Что в этом ужасного? Ведь и в самом деле нехорошо возлагать на одного человека (страну, народ) ответственность за неблаговидные деяния других, равно как и преуменьшать ответственность настоящих преступников. Можно спорить, надо ли сажать в тюрьму за «неправильные» высказывания о прошлом (на мой взгляд, не надо), но очевидно, что запрещенные законом высказывания — неправильные. Но проблема в том, что, кроме совершенных нацистами преступлений, закон — как бы между делом — запрещает обвинять поляков и в «других преступлениях» — а под эту формулировку можно подвести все что угодно. Тем более что в истории Польши, как и в истории большинства стран, «других преступлений» было немало. Разберемся по порядку.
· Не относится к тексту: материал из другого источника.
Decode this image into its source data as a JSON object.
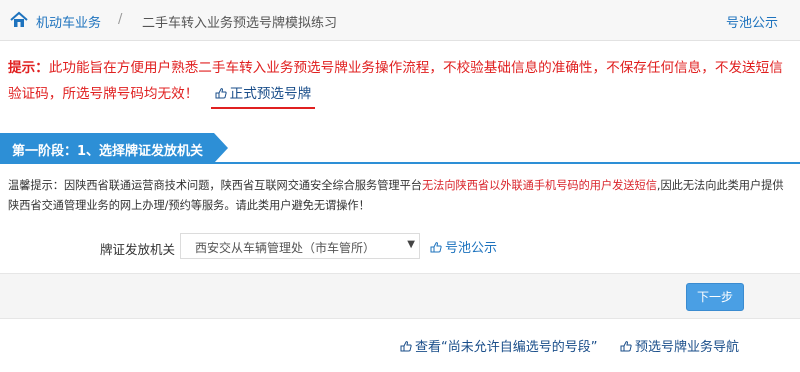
{
  "breadcrumb": {
    "home": "机动车业务",
    "separator": "/",
    "current": "二手车转入业务预选号牌模拟练习"
  },
  "header": {
    "pool_link": "号池公示"
  },
  "notice": {
    "label": "提示：",
    "text": "此功能旨在方便用户熟悉二手车转入业务预选号牌业务操作流程，不校验基础信息的准确性，不保存任何信息，不发送短信验证码，所选号牌号码均无效！",
    "official_link": "正式预选号牌"
  },
  "stage": {
    "title": "第一阶段：1、选择牌证发放机关"
  },
  "hint": {
    "part1": "温馨提示：因陕西省联通运营商技术问题，陕西省互联网交通安全综合服务管理平台",
    "highlight": "无法向陕西省以外联通手机号码的用户发送短信",
    "part2": ",因此无法向此类用户提供陕西省交通管理业务的网上办理/预约等服务。请此类用户避免无谓操作！"
  },
  "form": {
    "label": "牌证发放机关",
    "selected": "西安交从车辆管理处（市车管所）",
    "pool_link": "号池公示"
  },
  "actions": {
    "next": "下一步"
  },
  "bottom_links": {
    "view_segments": "查看“尚未允许自编选号的号段”",
    "guide": "预选号牌业务导航"
  },
  "colors": {
    "accent": "#1e73be",
    "warning": "#e02020",
    "banner": "#2d8fd6",
    "button": "#4a9fe4"
  },
  "icons": [
    "home-icon",
    "hand-point-icon",
    "chevron-down-icon"
  ]
}
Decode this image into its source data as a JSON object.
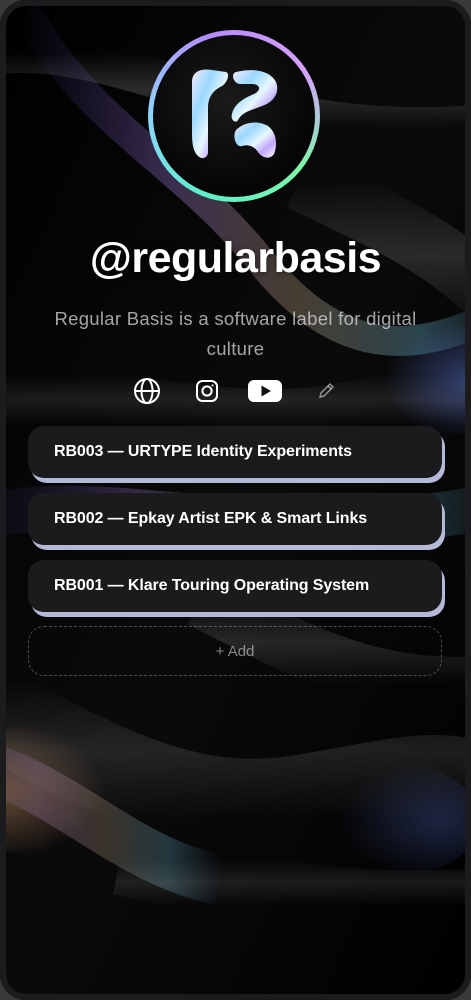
{
  "profile": {
    "handle": "@regularbasis",
    "bio": "Regular Basis is a software label for digital culture",
    "avatar_icon": "regular-basis-logo"
  },
  "socials": [
    {
      "icon": "globe-icon"
    },
    {
      "icon": "instagram-icon"
    },
    {
      "icon": "youtube-icon"
    },
    {
      "icon": "pencil-icon"
    }
  ],
  "links": [
    {
      "label": "RB003 — URTYPE Identity Experiments"
    },
    {
      "label": "RB002 — Epkay Artist EPK & Smart Links"
    },
    {
      "label": "RB001 — Klare Touring Operating System"
    }
  ],
  "add_label": "+ Add",
  "colors": {
    "card_bg": "#1b1a1c",
    "card_shadow": "#b4b9d8",
    "ring_start": "#5cf0c8",
    "ring_end": "#b58cff"
  }
}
Прежде всего, закон принадлежит к числу так называемых мемориальных законов, которые вводят уголовное наказание за те или иные высказывания о прошлом. Такие законы появились в 1980-е и 1990-е годы, и сейчас они имеются приблизительно в 30 европейских странах (а также в Израиле и Руанде). Большинство из них запрещает или отрицание Холокоста, или отрицание геноцидов и преступлений против человечности вообще. У этих законов есть как сторонники, так и противники, но это все-таки законы, смысл которых состоит в защите памяти жертв, так что интенция у большинства из них симпатичная (к нескольким проблемным случаям мы еще вернемся).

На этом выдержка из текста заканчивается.